Dear reader, I did not play 50/50 for the rest of the night. I lost the next five rounds in a row. I began to make a comeback, with wins on Jim Henson's Labyrinth (not his personal game, understand; the pinball machine just entered production last year) and on Genesis. That Genesis, though ... now, the weird mid-80s Gottlieb game Genesis is one of my pocket games, something I can almost always pull out a win on, and something I play extremely well. While I did win, it was not a good win; it was a bare minimum win, squeaking it out at something like 250,000 points, and if I can't put up 300,000 on Genesis you know I'm playing rotten.
Next round I was put on Baby Pac-Man, the weird hybrid pinball and video game and I got stuck against someone who kind of knew how to play; he managed to clear one whole board of the video game which is astounding. (Baby Pac-Man's maze does not have energizer pellets unless you do well enough on some deadly shots in the pinball game, and the monsters --- and Baby Pac --- all move faster so the maze is very challenging.) And, like, all the points of the game are in clearing mazes; the pinball is good for getting energizers and fruits, useless unless you gather them in the video game.
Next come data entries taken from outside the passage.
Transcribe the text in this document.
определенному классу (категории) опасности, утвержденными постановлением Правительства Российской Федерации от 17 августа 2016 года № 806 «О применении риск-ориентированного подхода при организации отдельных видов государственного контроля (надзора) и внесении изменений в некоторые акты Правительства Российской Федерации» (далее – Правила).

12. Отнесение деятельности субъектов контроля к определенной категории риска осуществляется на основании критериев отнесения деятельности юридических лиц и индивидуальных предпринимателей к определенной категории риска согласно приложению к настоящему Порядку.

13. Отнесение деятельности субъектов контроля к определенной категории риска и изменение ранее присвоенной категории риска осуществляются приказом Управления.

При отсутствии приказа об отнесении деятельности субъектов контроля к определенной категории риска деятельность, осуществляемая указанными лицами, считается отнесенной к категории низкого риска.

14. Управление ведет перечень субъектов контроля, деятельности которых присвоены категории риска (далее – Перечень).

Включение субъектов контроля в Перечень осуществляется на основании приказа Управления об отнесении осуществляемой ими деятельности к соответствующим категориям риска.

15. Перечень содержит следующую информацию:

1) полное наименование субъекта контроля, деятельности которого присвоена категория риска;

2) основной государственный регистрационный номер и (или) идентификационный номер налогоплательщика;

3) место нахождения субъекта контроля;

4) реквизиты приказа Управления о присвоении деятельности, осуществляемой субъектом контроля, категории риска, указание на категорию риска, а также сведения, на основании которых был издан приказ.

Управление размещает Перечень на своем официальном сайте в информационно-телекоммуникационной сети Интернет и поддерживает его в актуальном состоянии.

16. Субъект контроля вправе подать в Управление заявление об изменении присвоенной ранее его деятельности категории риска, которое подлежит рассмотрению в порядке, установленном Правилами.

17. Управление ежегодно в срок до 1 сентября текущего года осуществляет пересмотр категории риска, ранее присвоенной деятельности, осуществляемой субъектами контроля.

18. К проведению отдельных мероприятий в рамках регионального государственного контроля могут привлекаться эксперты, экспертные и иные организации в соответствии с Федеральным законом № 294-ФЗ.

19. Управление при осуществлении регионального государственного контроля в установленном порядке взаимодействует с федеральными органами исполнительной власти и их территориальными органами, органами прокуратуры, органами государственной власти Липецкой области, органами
I managed what was probably my best-ever Baby Pac-Man game, clearing like three-quarters of a board, and that might have beaten anyone except this guy who somehow knows how to play it.
And then my last round --- moot, as I had too few wins to make the playoffs --- was a loss, and on Torpedo Alley, a late-solid-state game I usually don't have three instant drains on.
What of bunnyhugger, after her first-round loss? I plan to tell you of that tomorrow.
Today, though, I plan to show you some more Dollywood pictures. Tomorrow too.

I assume that, this being February and me being in Michigan, texting DWPARK to 41274 won't get me any special offers anyway. But it's nice of them to invite me. Kids, this is what we used before there were QR codes on amusement park signs.
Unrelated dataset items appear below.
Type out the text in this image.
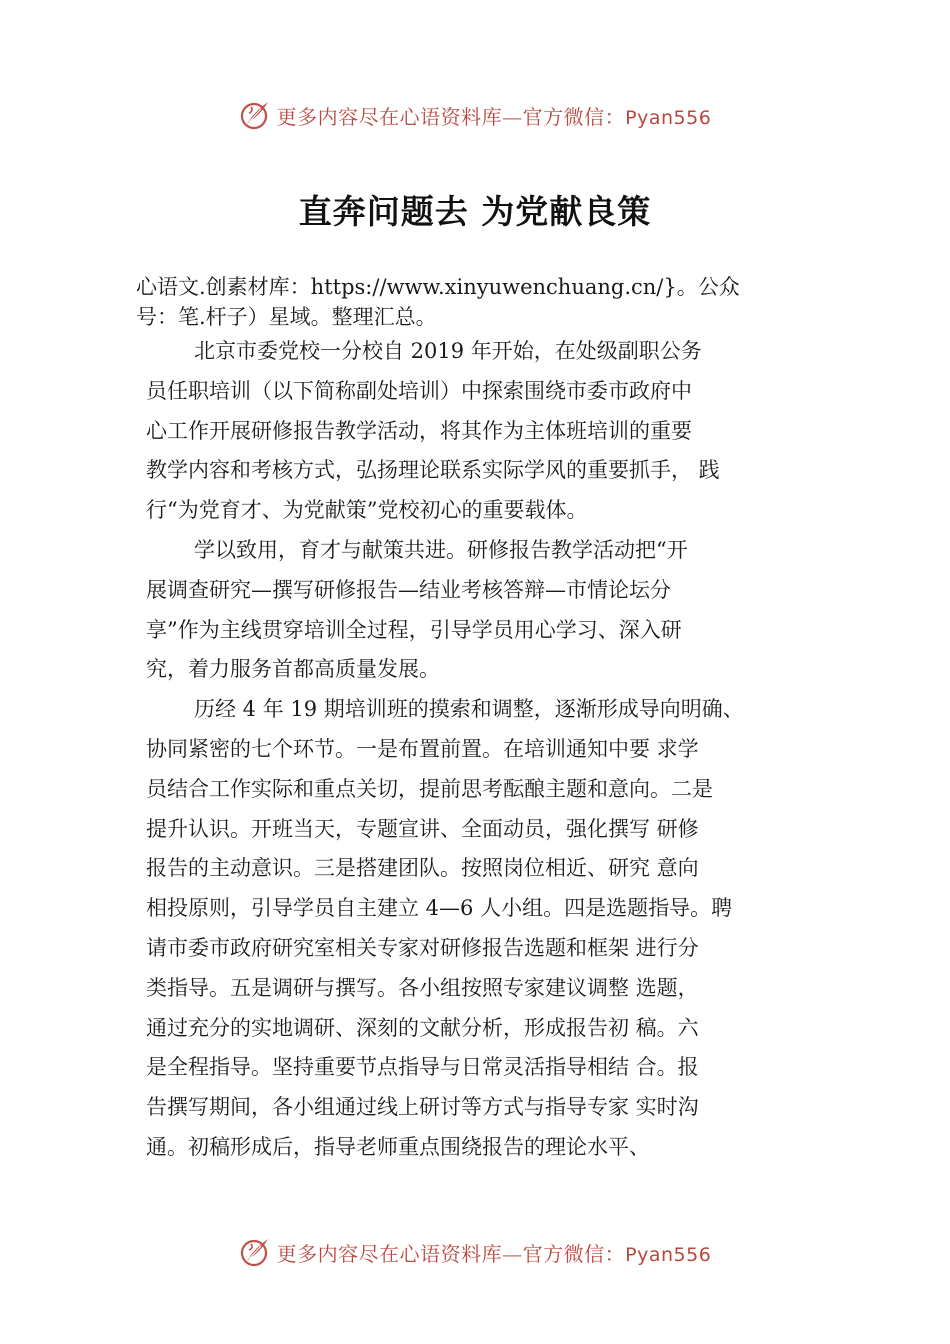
更多内容尽在心语资料库—官方微信：Pyan556
直奔问题去 为党献良策
心语文.创素材库：https://www.xinyuwenchuang.cn/}。公众
号：笔.杆子）星域。整理汇总。
北京市委党校一分校自 2019 年开始，在处级副职公务
员任职培训（以下简称副处培训）中探索围绕市委市政府中
心工作开展研修报告教学活动，将其作为主体班培训的重要
教学内容和考核方式，弘扬理论联系实际学风的重要抓手， 践
行“为党育才、为党献策”党校初心的重要载体。
学以致用，育才与献策共进。研修报告教学活动把“开
展调查研究—撰写研修报告—结业考核答辩—市情论坛分
享”作为主线贯穿培训全过程，引导学员用心学习、深入研
究，着力服务首都高质量发展。
历经 4 年 19 期培训班的摸索和调整，逐渐形成导向明确、
协同紧密的七个环节。一是布置前置。在培训通知中要 求学
员结合工作实际和重点关切，提前思考酝酿主题和意向。二是
提升认识。开班当天，专题宣讲、全面动员，强化撰写 研修
报告的主动意识。三是搭建团队。按照岗位相近、研究 意向
相投原则，引导学员自主建立 4—6 人小组。四是选题指导。聘
请市委市政府研究室相关专家对研修报告选题和框架 进行分
类指导。五是调研与撰写。各小组按照专家建议调整 选题，
通过充分的实地调研、深刻的文献分析，形成报告初 稿。六
是全程指导。坚持重要节点指导与日常灵活指导相结 合。报
告撰写期间，各小组通过线上研讨等方式与指导专家 实时沟
通。初稿形成后，指导老师重点围绕报告的理论水平、
更多内容尽在心语资料库—官方微信：Pyan556
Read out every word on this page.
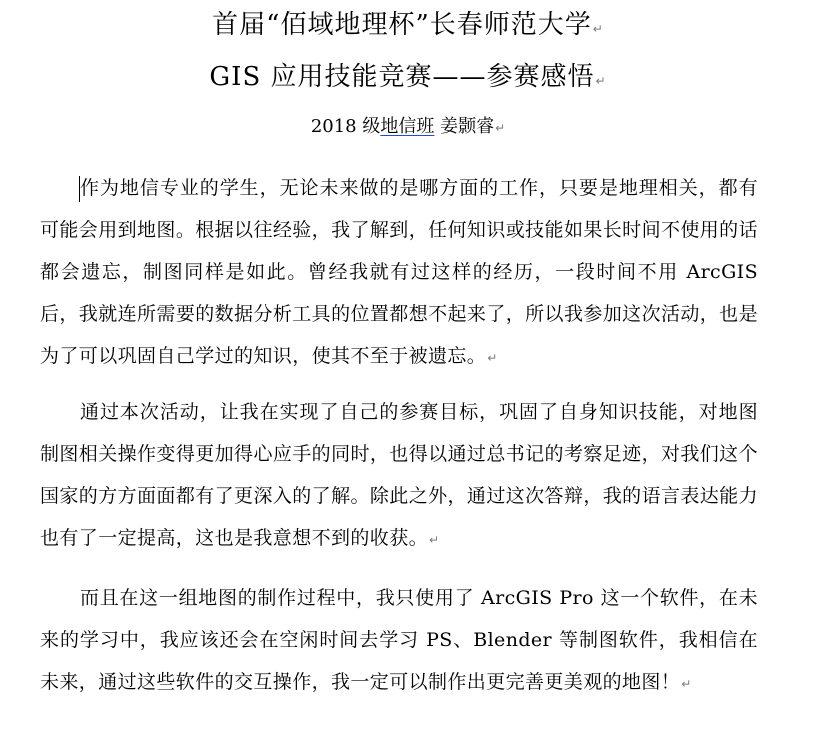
首届“佰域地理杯”长春师范大学↵
GIS 应用技能竞赛——参赛感悟↵
2018 级地信班 姜颢睿↵

作为地信专业的学生，无论未来做的是哪方面的工作，只要是地理相关，都有可能会用到地图。根据以往经验，我了解到，任何知识或技能如果长时间不使用的话都会遗忘，制图同样是如此。曾经我就有过这样的经历，一段时间不用 ArcGIS 后，我就连所需要的数据分析工具的位置都想不起来了，所以我参加这次活动，也是为了可以巩固自己学过的知识，使其不至于被遗忘。↵

通过本次活动，让我在实现了自己的参赛目标，巩固了自身知识技能，对地图制图相关操作变得更加得心应手的同时，也得以通过总书记的考察足迹，对我们这个国家的方方面面都有了更深入的了解。除此之外，通过这次答辩，我的语言表达能力也有了一定提高，这也是我意想不到的收获。↵

而且在这一组地图的制作过程中，我只使用了 ArcGIS Pro 这一个软件，在未来的学习中，我应该还会在空闲时间去学习 PS、Blender 等制图软件，我相信在未来，通过这些软件的交互操作，我一定可以制作出更完善更美观的地图！↵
Looking up at the Firechaser Express launch station. I'm sorry not to have waited for the train launching. Still, this picture more than anything else loks like a screen grab from Roller Coaster Tycoon.

Your average walkway at Dollywood. Note how hard the misting spray is working to cool down anyone, because it was somewhere like 180 Fahrenheit out there.

Now here's that giant metal eagle statue previously seen by night.

Another angle on that eagle; it's quite broad and a natural thing for people to photograph themselves in front of.

I think I took about this same photograph by night before of Wild Eagle and of the Firechaser Express station from the other side.
Trivia: A 1523 decree issued at Nuremberg complained that over a hundred tons of ginger and two thousand tons of pepper had come into Germany from Lison alone, and that ``the king of Portugal, with spices under his control, has set ... prices as he will, because at no manner of dearness will they rest unsold among Germans''. Source: Food in History, Reay Tannahill. Tannahill doesn't say if the decree specified what time frame this was in, but it can't have been more than a quarter-century since the first Portuguese expedition reached India.
Currently Reading: Lost Popeye Zine Volume 53: Pturkey Island, Tom Sims, Bela Zaboly, Editor Stephanie Noelle.